A remarkably talented actress known across Egyptian households for a popular tissue paper advertisement -- "soft, strong and full of tenderness" ran the slogan -- Exerjian had played the lead in El-Warsha Theatre Company's production of Tawfik El-Hakim's Rosasa fil-Qalb (Bullet in the Heart) last year. Though a bad cold eventually prevented her from travelling with the troupe to France, where she was to participate in an upcoming production premiered there, she was as active as ever at Video 2000, the production company at which she was one of two partners, and to which she devoted most of her energy in the last few years. She was also reportedly to have a main role in an upcoming film by one of her oldest friends, "those serious filmmakers we grew up knowing", as she liked to describe them. After an extended period of uncertainty following personal troubles, Exerjian was back in shape -- excited, cheerful, energetic and effortlessly sociable. As an audience member who demonstrated the principle of audience participation to perfection, she often brought verve and humour to El-Warsha performances.
The only daughter of an Armenian-Egyptian couple from the town of Erzerum in Anatolia, Exerjian graduated from the American University in Cairo (AUC), where her passion for theatre found expression in numerous performances including Tennessee Williams's A Streetcar Named Desire and Pirandello's Six Characters in Search of an Author. She was a founding member of Zassy, a puppet theatre company that originated at AUC, and went on participating in its activities until the early 1990s, the time during which she made a string of brief if often outstanding appearances in films directed by Youssri Nasrallah, Zaki Abdel- Wahab and the late Radwan El-Kashef. Having led a more or less sheltered life within the Armenian community until she enrolled at AUC, Exerjian spoke of "a widening of horizons" brought about by her student life and subsequent involvement with the AUC theatre -- a process which joining El-Warsha in 1989 made all the more intense, bringing about contact with people from all walks of life and from every sector of Egyptian society: Upper Egyptians, street performers, Student Movement activists... Exerjian participated in all three of the company's full- scale performances: Dayren Dayer, Ghazir El- Leil (Tides of Night) and Ghazl El-A'mar (Spinning Lives).
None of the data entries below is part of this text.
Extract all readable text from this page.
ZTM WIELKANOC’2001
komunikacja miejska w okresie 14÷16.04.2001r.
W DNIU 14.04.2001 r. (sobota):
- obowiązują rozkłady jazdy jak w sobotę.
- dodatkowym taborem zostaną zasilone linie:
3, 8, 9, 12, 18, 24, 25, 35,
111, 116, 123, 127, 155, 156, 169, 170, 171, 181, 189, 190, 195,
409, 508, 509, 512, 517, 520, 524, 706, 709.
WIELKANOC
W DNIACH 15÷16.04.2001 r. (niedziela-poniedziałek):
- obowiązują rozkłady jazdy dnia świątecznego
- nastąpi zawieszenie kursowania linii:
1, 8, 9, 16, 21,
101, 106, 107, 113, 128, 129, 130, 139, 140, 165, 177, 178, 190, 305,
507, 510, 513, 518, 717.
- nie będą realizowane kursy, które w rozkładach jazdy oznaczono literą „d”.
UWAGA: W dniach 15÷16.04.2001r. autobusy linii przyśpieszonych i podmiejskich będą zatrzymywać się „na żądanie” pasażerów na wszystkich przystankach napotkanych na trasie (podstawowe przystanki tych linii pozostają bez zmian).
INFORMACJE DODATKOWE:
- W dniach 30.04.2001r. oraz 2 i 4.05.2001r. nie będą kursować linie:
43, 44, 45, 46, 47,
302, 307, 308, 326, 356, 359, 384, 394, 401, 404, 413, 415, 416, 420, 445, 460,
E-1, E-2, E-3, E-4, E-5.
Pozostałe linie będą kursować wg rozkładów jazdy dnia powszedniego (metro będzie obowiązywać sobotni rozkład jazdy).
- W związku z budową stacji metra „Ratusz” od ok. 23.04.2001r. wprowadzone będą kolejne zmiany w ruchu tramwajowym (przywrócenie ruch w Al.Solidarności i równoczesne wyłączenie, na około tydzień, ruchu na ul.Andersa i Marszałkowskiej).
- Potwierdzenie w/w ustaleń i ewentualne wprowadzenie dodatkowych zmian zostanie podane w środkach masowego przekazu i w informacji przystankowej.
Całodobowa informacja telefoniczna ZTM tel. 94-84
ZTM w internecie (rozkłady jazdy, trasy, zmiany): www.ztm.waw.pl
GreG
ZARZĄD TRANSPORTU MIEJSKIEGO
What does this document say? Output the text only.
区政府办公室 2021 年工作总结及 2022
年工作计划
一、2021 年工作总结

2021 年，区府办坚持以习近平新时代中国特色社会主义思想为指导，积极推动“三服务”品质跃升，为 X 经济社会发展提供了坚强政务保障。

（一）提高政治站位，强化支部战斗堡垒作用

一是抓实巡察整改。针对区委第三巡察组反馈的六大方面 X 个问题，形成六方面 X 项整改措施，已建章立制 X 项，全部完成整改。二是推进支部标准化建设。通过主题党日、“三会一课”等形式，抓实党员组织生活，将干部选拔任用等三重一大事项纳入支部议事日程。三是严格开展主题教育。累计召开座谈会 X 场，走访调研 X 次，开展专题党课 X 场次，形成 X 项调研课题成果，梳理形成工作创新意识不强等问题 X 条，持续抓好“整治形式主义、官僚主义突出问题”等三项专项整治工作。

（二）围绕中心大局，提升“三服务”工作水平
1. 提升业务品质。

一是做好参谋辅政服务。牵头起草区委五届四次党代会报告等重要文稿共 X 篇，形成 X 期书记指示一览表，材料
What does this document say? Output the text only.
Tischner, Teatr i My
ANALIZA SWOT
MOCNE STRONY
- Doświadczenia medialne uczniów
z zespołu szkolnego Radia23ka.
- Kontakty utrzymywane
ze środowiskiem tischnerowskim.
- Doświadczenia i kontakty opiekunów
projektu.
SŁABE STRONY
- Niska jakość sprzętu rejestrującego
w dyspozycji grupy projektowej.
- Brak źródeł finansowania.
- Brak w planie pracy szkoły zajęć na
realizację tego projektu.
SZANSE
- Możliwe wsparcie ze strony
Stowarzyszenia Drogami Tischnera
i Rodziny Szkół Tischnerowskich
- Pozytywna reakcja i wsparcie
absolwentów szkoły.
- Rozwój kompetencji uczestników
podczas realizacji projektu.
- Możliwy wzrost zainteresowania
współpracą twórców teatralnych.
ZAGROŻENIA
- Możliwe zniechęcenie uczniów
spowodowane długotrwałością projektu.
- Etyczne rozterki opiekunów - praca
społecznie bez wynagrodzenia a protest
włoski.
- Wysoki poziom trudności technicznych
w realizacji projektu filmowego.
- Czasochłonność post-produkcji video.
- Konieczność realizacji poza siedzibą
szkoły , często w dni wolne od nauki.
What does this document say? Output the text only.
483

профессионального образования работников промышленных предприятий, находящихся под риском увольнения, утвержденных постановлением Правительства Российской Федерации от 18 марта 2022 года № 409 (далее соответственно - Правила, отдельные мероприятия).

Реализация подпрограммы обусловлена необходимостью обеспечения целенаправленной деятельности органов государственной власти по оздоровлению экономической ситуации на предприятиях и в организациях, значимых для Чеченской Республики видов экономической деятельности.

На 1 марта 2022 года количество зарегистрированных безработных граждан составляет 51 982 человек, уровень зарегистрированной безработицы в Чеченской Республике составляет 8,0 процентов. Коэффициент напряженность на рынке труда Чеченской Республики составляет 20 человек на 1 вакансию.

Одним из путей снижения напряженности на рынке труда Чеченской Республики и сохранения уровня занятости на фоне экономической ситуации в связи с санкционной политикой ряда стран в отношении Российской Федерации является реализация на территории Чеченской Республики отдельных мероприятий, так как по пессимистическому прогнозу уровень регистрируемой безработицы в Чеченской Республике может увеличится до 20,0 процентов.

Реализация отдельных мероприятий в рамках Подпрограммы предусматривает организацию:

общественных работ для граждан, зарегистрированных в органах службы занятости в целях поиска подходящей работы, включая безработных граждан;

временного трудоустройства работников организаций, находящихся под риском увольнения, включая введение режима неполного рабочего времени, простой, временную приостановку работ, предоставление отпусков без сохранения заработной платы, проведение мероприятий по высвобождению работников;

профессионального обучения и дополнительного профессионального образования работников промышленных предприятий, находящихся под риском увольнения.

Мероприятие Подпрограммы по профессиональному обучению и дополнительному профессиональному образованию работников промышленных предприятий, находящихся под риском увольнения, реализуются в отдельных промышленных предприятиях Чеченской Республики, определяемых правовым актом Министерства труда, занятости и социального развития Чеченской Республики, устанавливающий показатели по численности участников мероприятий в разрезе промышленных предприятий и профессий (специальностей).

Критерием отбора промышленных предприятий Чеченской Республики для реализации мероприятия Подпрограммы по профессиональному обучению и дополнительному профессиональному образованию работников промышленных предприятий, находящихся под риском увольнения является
She played an Armenian resident of a Minya town as well as the Upper Egyptian incarnation of Khadra, the mother of the hero of the Beni Hilal epic. After finding herself embroiled in too many administrative tasks, Exerjian extracted herself from her commitment to the troupe, playing the lead in The Last Walk, a cycle of Alfred Farag plays directed by Dina Amin and performed at Wekalet Al-Ghouri, before Rosasa fil-Qalb.
She was a film and advertisement producer and child psychologist (the subject she studied at AUC) as well as an actress. Though she maintained excellent relations with many members of the Armenian community, the vast majority of her friends were Egyptian. Due to her devotion to theatre, her social life ranged far and wide, often bringing about a radical change of scenery, but wherever she went Exerjian took with her her dramatic voice, temperamental disposition and spectacular presence -- qualities that endeared not only her but the whole of the Armenian diaspora to people with whom she interacted. She was born in Cairo and grew up in Heliopolis, where she continued to live till the end of her life, visiting Armenia for the first time in 1978.